Applied Energy, Volume 104, 2013, Pages 910-923.
Alfredo Gimelli, Massimiliano Muccillo.
Department of Mechanical and Energy Engineering, University of Naples Federico II, Via Claudio, 21, 80125 Napoli, Italy
Cogeneration is commonly recognized as one of the most effective solutions to achieve the increasingly stringent requirements in primary energy consumption reduction and greenhouse emissions reduction. The potential of cogeneration led to the adoption of specific directives promoting this technique. In addition, distributed generation plays a strategic role in power reliability. The study and prototyping of cogeneration plants has thus involved many research centers. Similar activities were carried out by DiME (University of Naples). These activities highlighted the need to study the cogeneration system-user interaction to estimate the real energetic and economic benefits.

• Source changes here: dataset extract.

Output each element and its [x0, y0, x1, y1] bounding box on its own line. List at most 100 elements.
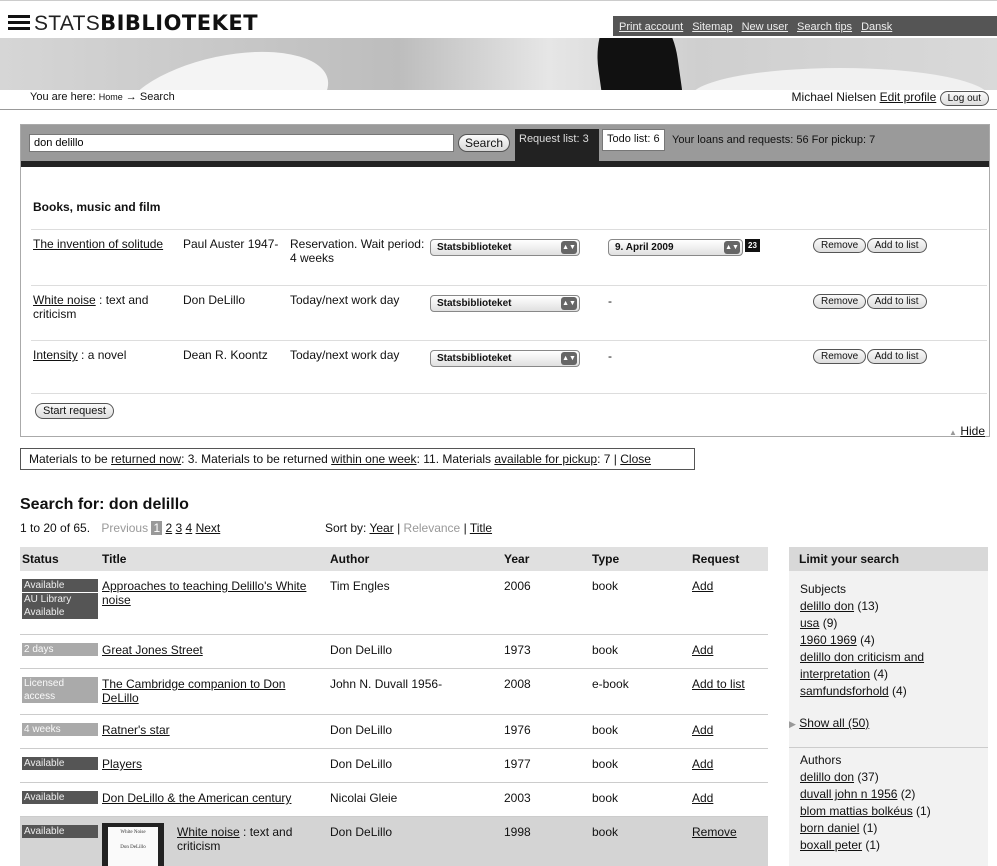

The paper develops a specific methodology that is used to conduct an analysis on the loads of a specific hospital facility. The energetic and economic benefits generated by CHP plants depend on plant and user characteristics, plant layout, management strategies, and economic variables. Therefore, the potential benefits that have attracted the attention of the scientific community are not always granted. For this reason, a predictive analysis is needed to find the optimum configuration of the plant (i.e., engine size, plant configuration, management strategies, absorption chiller size, engine number) that approaches the best energetic solution while ensuring a reasonable profit. Therefore, this study attempts to determine the optimal configuration through a multi-objective approach.